Aklıma ilk gelen onun gözleri oldu. Evet, son derecede canlı, zekâ yüklü, muzip; bir o kadar da sevecen bakışlar. Baktığı kişileri gördüğü yerlere bakmaya dâvet ederdi bu bakışlar. “Gördüklerimin turşusunu kuracak değilim; onları seninle paylaşmak istiyorum. Benim gördüklerimi sen de gör” derdi… Bu bakışlara muhatap olan herkes ne dediğimi anlayacaktır. Alev Alatlı asla fildişi kule istemedi. İçevurumlarını hep bir dışavuruma dönüştürdü.
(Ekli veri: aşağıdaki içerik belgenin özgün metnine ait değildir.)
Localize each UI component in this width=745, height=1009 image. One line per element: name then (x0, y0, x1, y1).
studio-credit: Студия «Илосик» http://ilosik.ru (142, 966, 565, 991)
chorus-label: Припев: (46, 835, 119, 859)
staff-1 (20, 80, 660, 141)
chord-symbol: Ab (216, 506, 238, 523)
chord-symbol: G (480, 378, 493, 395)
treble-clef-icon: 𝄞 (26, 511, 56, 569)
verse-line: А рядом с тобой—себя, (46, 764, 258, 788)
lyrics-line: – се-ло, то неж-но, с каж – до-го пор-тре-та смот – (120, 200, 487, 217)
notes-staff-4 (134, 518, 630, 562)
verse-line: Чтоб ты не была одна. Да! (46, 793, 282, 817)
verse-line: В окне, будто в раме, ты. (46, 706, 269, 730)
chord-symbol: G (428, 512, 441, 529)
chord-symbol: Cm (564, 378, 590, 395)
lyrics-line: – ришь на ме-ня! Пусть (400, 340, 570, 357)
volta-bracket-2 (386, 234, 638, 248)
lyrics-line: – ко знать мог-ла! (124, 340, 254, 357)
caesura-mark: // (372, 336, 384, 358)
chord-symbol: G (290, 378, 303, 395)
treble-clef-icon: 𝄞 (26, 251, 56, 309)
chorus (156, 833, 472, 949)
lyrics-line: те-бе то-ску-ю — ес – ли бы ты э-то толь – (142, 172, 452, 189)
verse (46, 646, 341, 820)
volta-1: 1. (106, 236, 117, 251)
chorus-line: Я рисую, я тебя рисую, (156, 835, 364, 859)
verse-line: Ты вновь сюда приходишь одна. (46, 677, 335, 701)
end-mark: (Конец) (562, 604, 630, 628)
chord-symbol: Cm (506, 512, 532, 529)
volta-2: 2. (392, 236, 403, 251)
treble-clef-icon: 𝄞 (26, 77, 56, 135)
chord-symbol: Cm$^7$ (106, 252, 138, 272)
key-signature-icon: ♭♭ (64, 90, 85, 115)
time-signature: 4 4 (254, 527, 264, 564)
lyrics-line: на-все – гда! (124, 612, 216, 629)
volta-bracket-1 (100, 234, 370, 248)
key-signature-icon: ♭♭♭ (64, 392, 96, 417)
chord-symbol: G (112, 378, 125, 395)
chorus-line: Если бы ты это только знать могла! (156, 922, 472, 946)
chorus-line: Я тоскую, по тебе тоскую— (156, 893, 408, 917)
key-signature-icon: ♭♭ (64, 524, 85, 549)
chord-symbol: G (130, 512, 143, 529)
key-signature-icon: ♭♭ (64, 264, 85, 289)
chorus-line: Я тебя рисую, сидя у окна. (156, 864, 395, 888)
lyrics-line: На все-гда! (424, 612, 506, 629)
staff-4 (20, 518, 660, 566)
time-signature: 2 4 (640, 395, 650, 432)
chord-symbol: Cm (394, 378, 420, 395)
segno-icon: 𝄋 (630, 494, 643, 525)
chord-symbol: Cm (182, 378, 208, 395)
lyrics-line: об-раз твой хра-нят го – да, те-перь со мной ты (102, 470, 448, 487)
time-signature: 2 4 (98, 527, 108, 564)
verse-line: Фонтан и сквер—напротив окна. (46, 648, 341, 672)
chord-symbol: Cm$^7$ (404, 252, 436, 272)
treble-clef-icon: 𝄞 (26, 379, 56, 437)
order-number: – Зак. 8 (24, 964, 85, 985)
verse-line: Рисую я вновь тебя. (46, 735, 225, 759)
Sonra sesini hatırladım. Sesi kuvvetli bir tonlamaya sâhipti. Ama bunu çok kıvâmında, tatlı-sert bir kıvamda kullanırdı. En kızgın hâlinde bile biraz sonra ne kadar yumuşayabileceğini hissettiren bir tonlamaydı bu. Bâzen farklı düşünceler üzerinden uzun uzun tartışırdık. Gâliba karşılıklı olarak birbirimizi kızdırmayı da severdik. Tartışmayı belki de en keskin yerinde ve öyle usturuplu kapatırdı ki anlayamazdım bile. Akabinde her şey eski seyrinde devâm ederdi.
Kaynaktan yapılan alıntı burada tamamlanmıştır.